I didn’t hear anything for a while. I had nothing to do but look at those fish. Big green fish. And little green seashells and conchs. Seahorses. Silvery, frosty white stuff that was supposed to look like seafoam. It was the kind of shower curtain you can get in a junk store for $3.99.

I was staring at a big puffy fish when I heard Miles Davis on Yvonne’s cheap tape player. Kind of Blue. So they were going to fuck. The Miles Davis could have been a coincidence. I mean a lot of people listen to Miles Davis during sex. Mark used to say he always listened to Miles Davis when he was with someone new. After the novelty wears off he forgets about the music. He’s still a great lover. With or without the music.

Impossible as it sounds now, after a while I began to realize I was pretty safe behind that shower curtain. There were moments when it felt like nothing more than stopping by a room where a TV is on and watching from the doorway for a minute. I thought that once they started to fuck I could probably even get out and sit on the toilet seat and watch. I have to say I was almost curious. I wanted to know how he would be with her. How loud or soft she would come. Whether Mark would force her to come louder, the way he had with me. Scream, he used to say to me, you’re keeping it inside you. I wanted to see how tenderly he’d talk to her. Whether he’d be rough with her, the way he is sometimes, whether he’d go down on her. They were pretty quiet. I heard a moan. I think it was him. She might have just gone down on him. Mark really likes to start by getting sucked off.

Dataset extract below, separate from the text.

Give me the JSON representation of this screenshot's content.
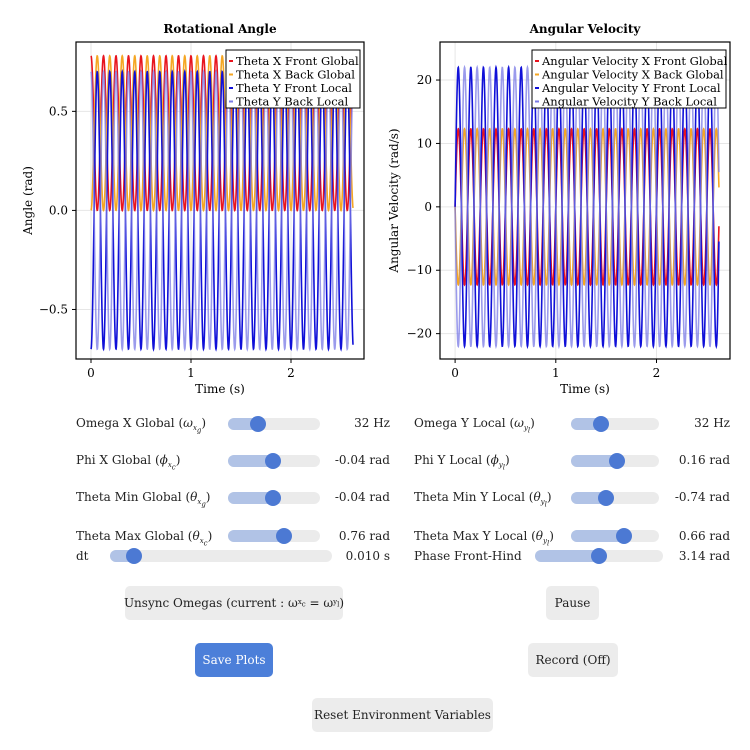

They laughed. Both of them. So his cock wasn’t in her mouth. I heard a gasp. I guessed he’d just penetrated her. It was like putting together a puzzle, guessing from the sounds of things. I couldn’t see a thing. Only those fish. I didn’t even know if all the lights were out.

Miles Davis was in the second track of Kind of Blue. It was almost cliché. I heard something drop, a shoe, maybe. And I heard things get louder. A few slaps. A laugh. Grunts. “Harder,” Yvonne said. If this was Mark, things could go on for a long time. I must have been absolutely numb, because I definitely didn’t feel freaked out or anything. I wasn’t really thinking at all. I was transfixed. And not just because it was Mark and Yvonne. I think it must always be like that when you are watching or listening to someone have sex.

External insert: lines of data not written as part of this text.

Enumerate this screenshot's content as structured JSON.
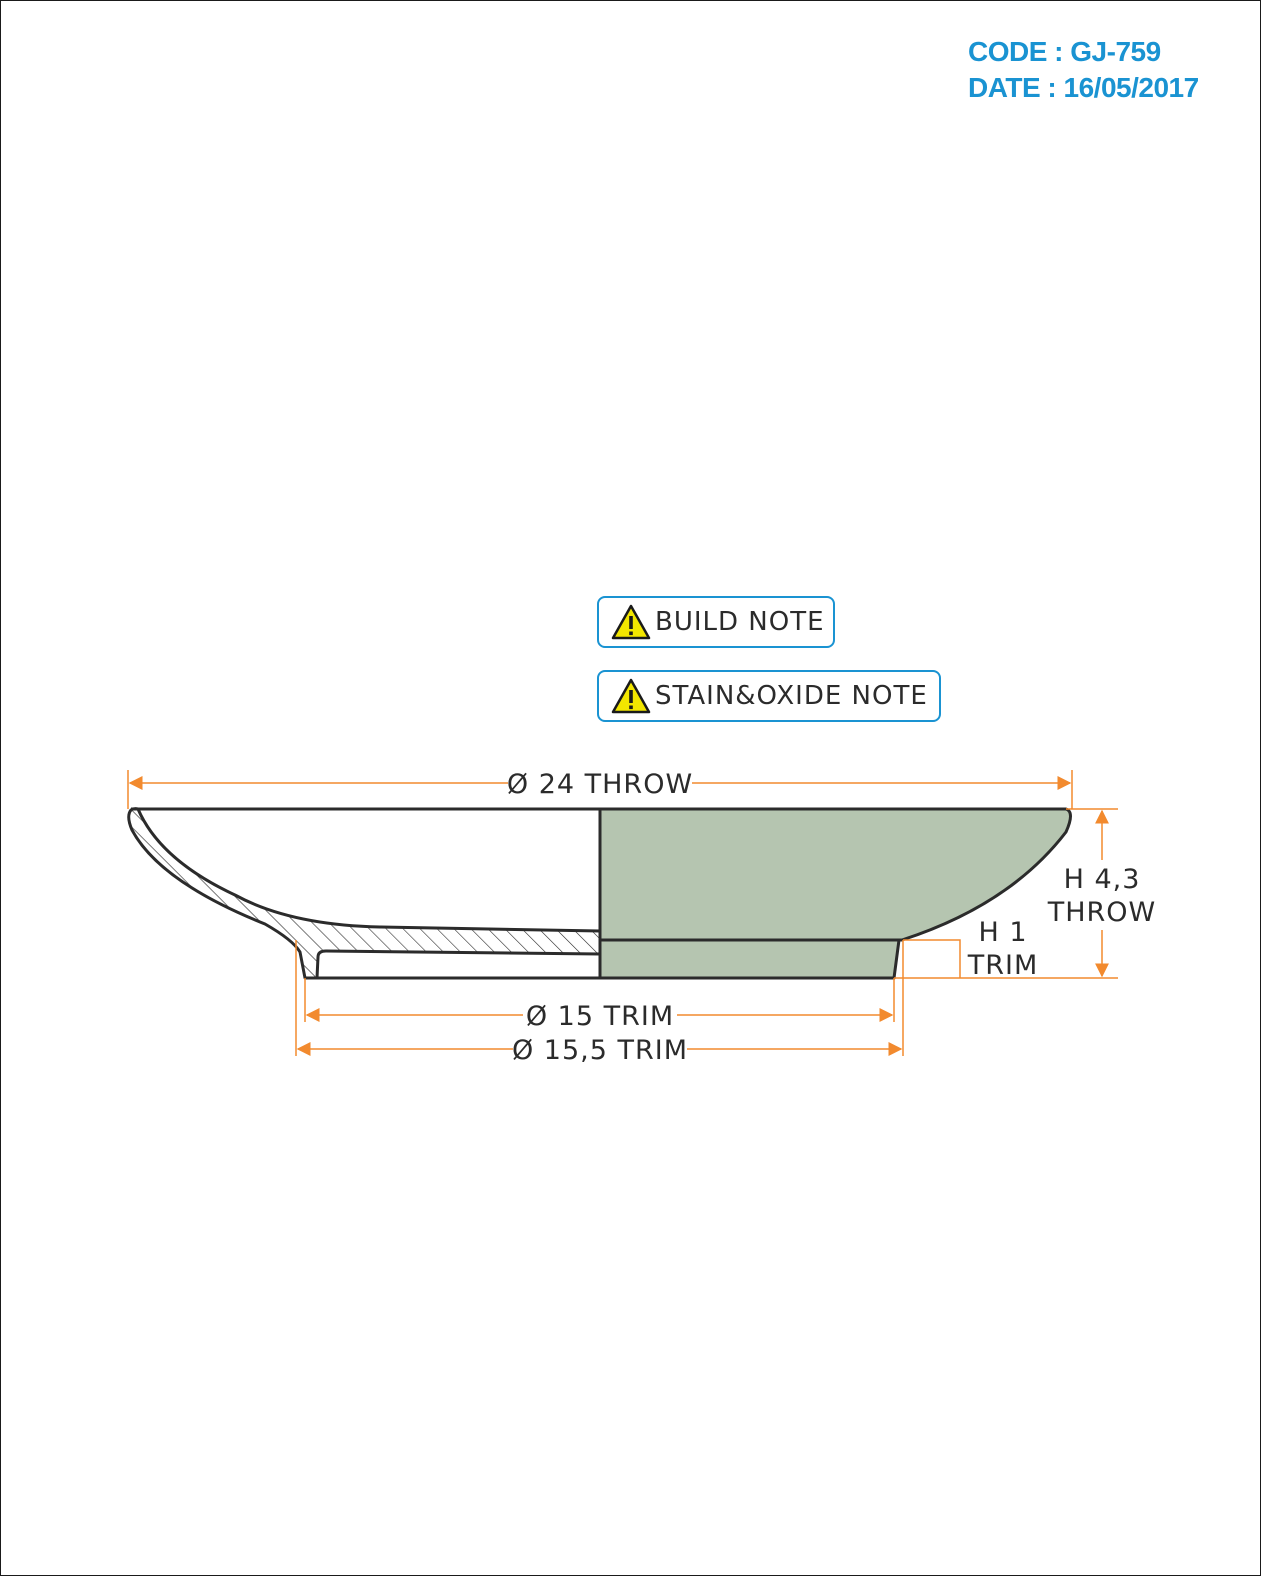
{
  "header": {
    "code": "CODE : GJ-759",
    "date": "DATE : 16/05/2017"
  },
  "notes": {
    "build": "BUILD NOTE",
    "stain": "STAIN&OXIDE NOTE"
  },
  "dimensions": {
    "throw_diameter": "Ø 24 THROW",
    "trim_diameter_inner": "Ø 15 TRIM",
    "trim_diameter_outer": "Ø 15,5 TRIM",
    "height_throw_value": "H 4,3",
    "height_throw_label": "THROW",
    "height_trim_value": "H 1",
    "height_trim_label": "TRIM"
  },
  "colors": {
    "accent": "#1a93d2",
    "dimension": "#f28a2e",
    "glaze": "#b5c5b0",
    "outline": "#2b2b2b",
    "warning": "#f2e600"
  },
  "icons": {
    "note_icon": "warning-icon"
  }
}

It went on and on. And then it hit me that I had to get out of there. My body wouldn’t move. I felt like I was existing in two places at once. On the one hand I felt almost normal. On the other I was so numb I couldn’t move my legs. Even my crotch had fallen asleep.

I pulled aside the shower curtain. I saw flickering lights. Candles. I saw feet. Yvonne’s bed. I stepped down and heard the crunch of glass under my foot. I stopped. Held my breath. Nothing happened. I took one large step onto the rug in Yvonne’s room. Even then I thought if they heard me I had the advantage. I was dressed. I could run to the door and out before they realized. I came closer to the bed. I was within, I don’t know, five feet of it. Within five feet of knowing. But they were under the covers. That threw me. Mark never fucks under the covers. Not even in the winter. This would have been a major concession. I stepped on something soft that felt like underwear. I stood there, I don’t know how long, watching the rolling and moving. I say rolling and moving because that’s all I saw. That’s it. Rolling and moving. What looked like an ass under the sheets. I couldn’t even tell if it was a man’s ass or a woman’s. I did have the presence of mind to pick up whatever was under my foot. I could check them when I was safe. I would definitely recognize Mark’s underwear. I moved out to the living room. I have heard stories in which a woman comes upon her husband fucking someone else and confronts them. Where a man decapitates the guy he finds fucking his wife, sticks his head in a bowling bag. I could have yanked the covers off them.

I didn’t.

I didn’t. I moved fast. I passed through the living room. Yvonne’s bag was on the couch. I took it. I didn’t think. I took it. I grabbed the scarf. I got to the door. I opened the door as quietly as I could. And then I ran.